The right Plaintiff alleges was violated in this case is his right to have his claims investigated by the Defendants. However, no such right exists. White v. City of Toledo, 217 F. Supp. 2d 838, 841 (N.D. Ohio, Sept. 18, 2002); Langworthy v. Dean, 37 F. Supp. 2d 417, 422 (D. Maryland, Feb. 8, 1999) (both citing DeShaney v. Winnebago County Dep't of Social Services, 489 U.S. 189, 195, 109 S. Ct. 998 (1989)). "No federal appellate court, including the Supreme Court . . . has recognized that there is a federally enforceable right for the victim [of a crime] to have criminal charges investigated at all." White, 217 F. Supp. 2d at 841-42; Langworthy, 37 F. Supp. 2d at 422. The conclusion that such a right does not exist is supported by the fact that there is no federally protected right to compel the prosecution of a criminal activity. Diamond v. Charles, 476 U.S. 54, 63, 106 S. Ct. 1697, 1704 (1986); Linda R.S. v. Richard D., 410 U.S. 614, 619, 93 S. Ct. 1146, 1149 (1973); Associated Builders Contractors v.
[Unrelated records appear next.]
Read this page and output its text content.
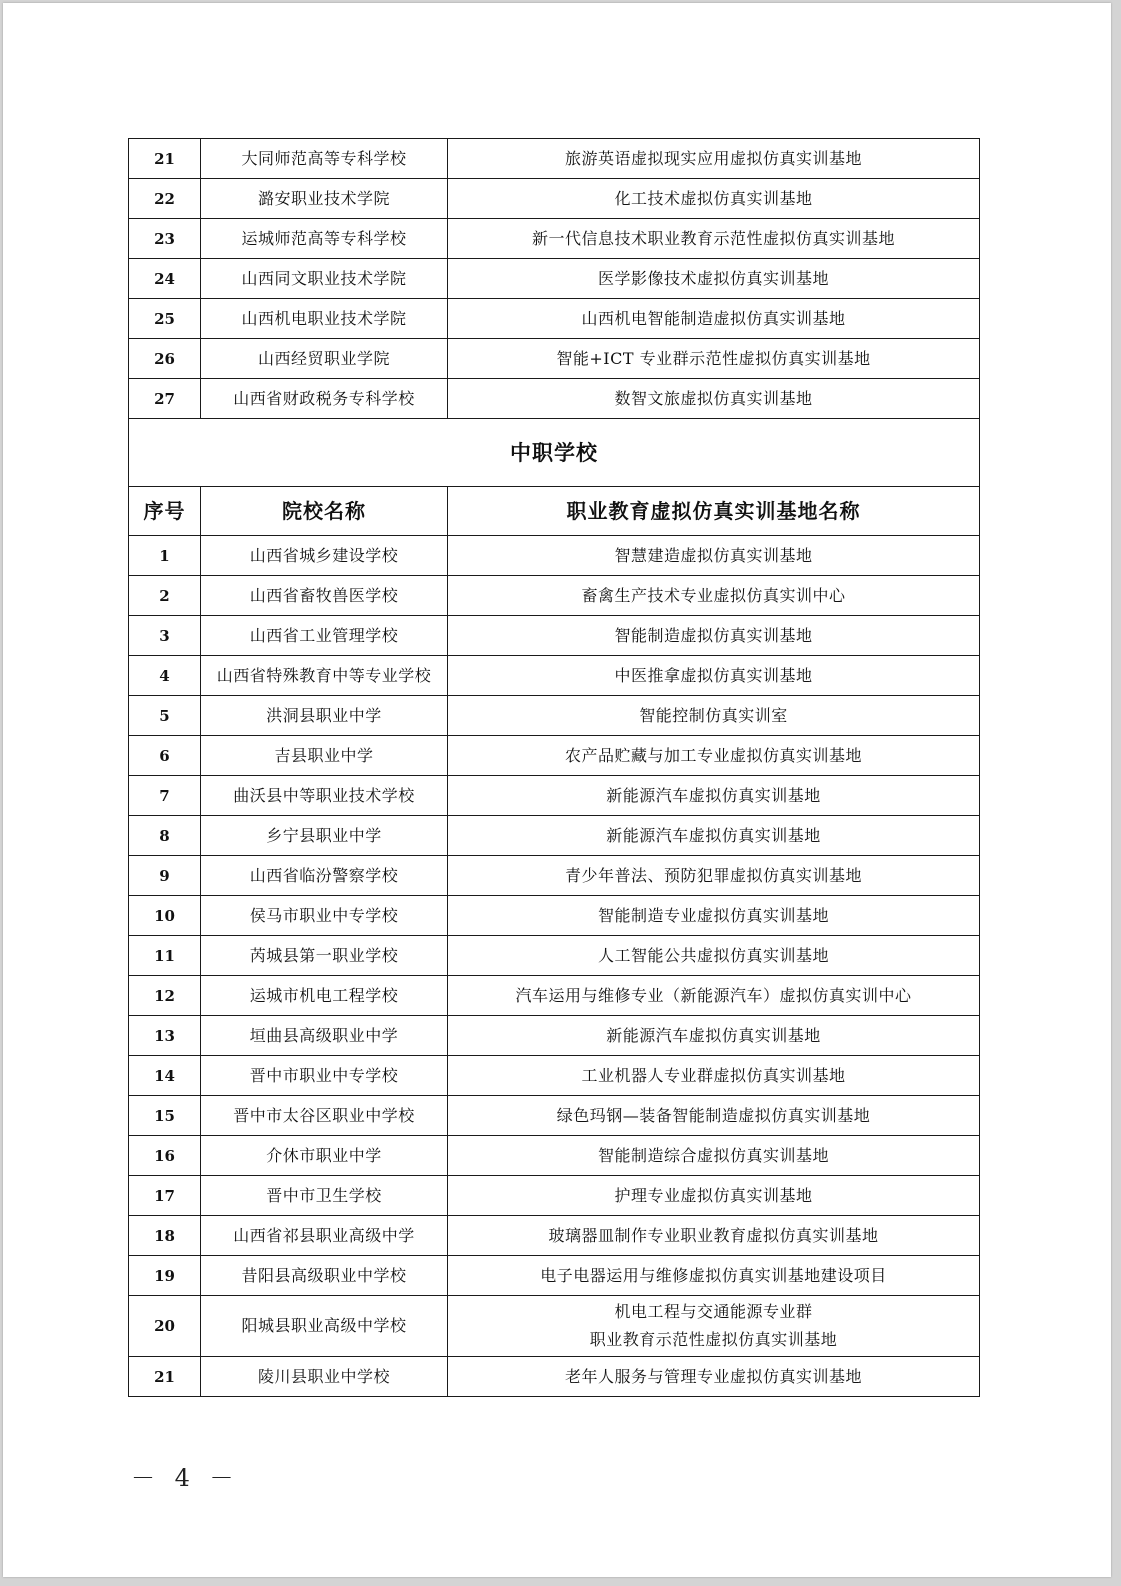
21	大同师范高等专科学校	旅游英语虚拟现实应用虚拟仿真实训基地
22	潞安职业技术学院	化工技术虚拟仿真实训基地
23	运城师范高等专科学校	新一代信息技术职业教育示范性虚拟仿真实训基地
24	山西同文职业技术学院	医学影像技术虚拟仿真实训基地
25	山西机电职业技术学院	山西机电智能制造虚拟仿真实训基地
26	山西经贸职业学院	智能+ICT 专业群示范性虚拟仿真实训基地
27	山西省财政税务专科学校	数智文旅虚拟仿真实训基地
中职学校		
序号	院校名称	职业教育虚拟仿真实训基地名称
1	山西省城乡建设学校	智慧建造虚拟仿真实训基地
2	山西省畜牧兽医学校	畜禽生产技术专业虚拟仿真实训中心
3	山西省工业管理学校	智能制造虚拟仿真实训基地
4	山西省特殊教育中等专业学校	中医推拿虚拟仿真实训基地
5	洪洞县职业中学	智能控制仿真实训室
6	吉县职业中学	农产品贮藏与加工专业虚拟仿真实训基地
7	曲沃县中等职业技术学校	新能源汽车虚拟仿真实训基地
8	乡宁县职业中学	新能源汽车虚拟仿真实训基地
9	山西省临汾警察学校	青少年普法、预防犯罪虚拟仿真实训基地
10	侯马市职业中专学校	智能制造专业虚拟仿真实训基地
11	芮城县第一职业学校	人工智能公共虚拟仿真实训基地
12	运城市机电工程学校	汽车运用与维修专业（新能源汽车）虚拟仿真实训中心
13	垣曲县高级职业中学	新能源汽车虚拟仿真实训基地
14	晋中市职业中专学校	工业机器人专业群虚拟仿真实训基地
15	晋中市太谷区职业中学校	绿色玛钢—装备智能制造虚拟仿真实训基地
16	介休市职业中学	智能制造综合虚拟仿真实训基地
17	晋中市卫生学校	护理专业虚拟仿真实训基地
18	山西省祁县职业高级中学	玻璃器皿制作专业职业教育虚拟仿真实训基地
19	昔阳县高级职业中学校	电子电器运用与维修虚拟仿真实训基地建设项目
20	阳城县职业高级中学校	机电工程与交通能源专业群
职业教育示范性虚拟仿真实训基地

21	陵川县职业中学校	老年人服务与管理专业虚拟仿真实训基地
－ 4 －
Perry, 16 F.3d 688, 691-92 (6th Cir. 1994). Therefore, because Plaintiff has not shown the deprivation of a federally protected right, his complaint is properly dismissed.
Conclusion
Having conducted the review now required by the Prison Litigation Reform Act, the court determines that Plaintiff's action fails to state a claim and will therefore be dismissed pursuant to 28 U.S.C. §§ 1915(e)(2), 1915A(b); 42 U.S.C. § 1997e(c).The court must next decide whether an appeal of this action would be in good faith within the meaning of 28 U.S.C. § 1915(a)(3). See McGore v. Wrigglesworth, 114 F.3d 601, 611 (6th Cir. 1997). For the same reasons that the court dismisses the action, the court discerns no good-faith basis for an appeal. Should Plaintiff appeal this decision, the court will assess the $255 appellate filing fee pursuant to § 1915(b)(1), see McGore, 114 F.3d at 610-11, unless Plaintiff is barred from proceeding in forma pauperis, e.g., by the "three-strikes" rule of § 1915(g). If he is barred, he will be required to pay the $255 appellate filing fee in one lump sum.
This dismissal counts as a strike for purposes of 28 U.S.C. § 1915(g).
A judgment consistent with this opinion will be entered.